The annual ranking recognizes researchers whose published papers recorded notably higher levels of citations during the previous year.
Sosman is among nearly two dozen researchers cited by Thomson Reuters, a news and information company that specializes in business information across a wide range of industries.
He has been the lead author or co-author on several recent papers on melanoma, the most deadly form of skin cancer.
In addition to his leadership of the Vanderbilt Melanoma Program, Sosman is the first Mary Hendrickson-Johnson ACS Melanoma Professor for his efforts to bring translational medicine to melanoma therapy. He is also co-leader of the Cell Proliferation and Signal Transduction Program at Vanderbilt-Ingram Cancer Center (VICC). He has directed numerous clinical research trials studying non-chemotherapy based treatment of cancer. The trials include a strong translational component frequently centered on immunotherapy, and more recently, targeted therapy aimed at mutated or overexpressed oncogenes.
At VICC, Sosman directs one of the first programs in the nation to offer melanoma patients routine genotyping of their tumors to help identify and offer treatments based on their genetic mutations. More recently his efforts have turned to personalized therapy of melanoma with well-defined targets (BRAFv600, NRAS mutations, CKIT mutations).

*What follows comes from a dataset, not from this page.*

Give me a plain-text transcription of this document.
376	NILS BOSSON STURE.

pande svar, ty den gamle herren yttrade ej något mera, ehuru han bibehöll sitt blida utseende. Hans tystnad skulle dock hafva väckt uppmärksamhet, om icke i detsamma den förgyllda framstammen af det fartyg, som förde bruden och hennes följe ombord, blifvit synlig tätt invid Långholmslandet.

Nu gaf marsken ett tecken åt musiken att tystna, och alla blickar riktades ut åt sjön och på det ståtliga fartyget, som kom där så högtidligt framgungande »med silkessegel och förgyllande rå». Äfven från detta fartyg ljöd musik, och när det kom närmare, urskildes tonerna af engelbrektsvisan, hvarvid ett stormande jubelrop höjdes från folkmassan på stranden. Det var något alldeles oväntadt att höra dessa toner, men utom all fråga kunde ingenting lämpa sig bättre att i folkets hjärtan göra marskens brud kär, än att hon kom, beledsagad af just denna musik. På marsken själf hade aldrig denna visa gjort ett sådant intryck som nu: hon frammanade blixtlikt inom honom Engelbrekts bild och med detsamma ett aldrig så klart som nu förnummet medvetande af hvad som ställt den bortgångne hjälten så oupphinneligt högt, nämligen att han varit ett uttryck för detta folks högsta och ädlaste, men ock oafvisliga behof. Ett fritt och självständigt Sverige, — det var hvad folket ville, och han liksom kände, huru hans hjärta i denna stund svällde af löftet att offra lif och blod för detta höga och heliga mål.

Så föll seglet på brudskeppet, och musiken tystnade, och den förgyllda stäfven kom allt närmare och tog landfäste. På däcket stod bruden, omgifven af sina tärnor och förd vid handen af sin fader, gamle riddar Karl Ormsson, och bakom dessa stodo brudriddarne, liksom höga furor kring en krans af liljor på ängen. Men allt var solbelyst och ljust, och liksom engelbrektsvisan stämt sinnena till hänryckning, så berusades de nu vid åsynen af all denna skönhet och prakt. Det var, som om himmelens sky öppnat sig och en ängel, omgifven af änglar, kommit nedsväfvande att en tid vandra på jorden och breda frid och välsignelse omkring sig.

“We are finally seeing a paradigm shift in the treatment of melanoma and we are beginning to understand what is happening in the tumors at the molecular level,” Sosman said. “It is very exciting to finally be able to offer our patients new therapies that may extend their lives, even as we try to understand what the melanoma does to prevent these therapies from providing a cure.”
To further this approach he has played a role in studies of secondary resistance to BRAF inhibitors, as well as efforts to define other “druggable” targets for the many patients with NRAS mutations and those whose tumors do not have a defined mutation.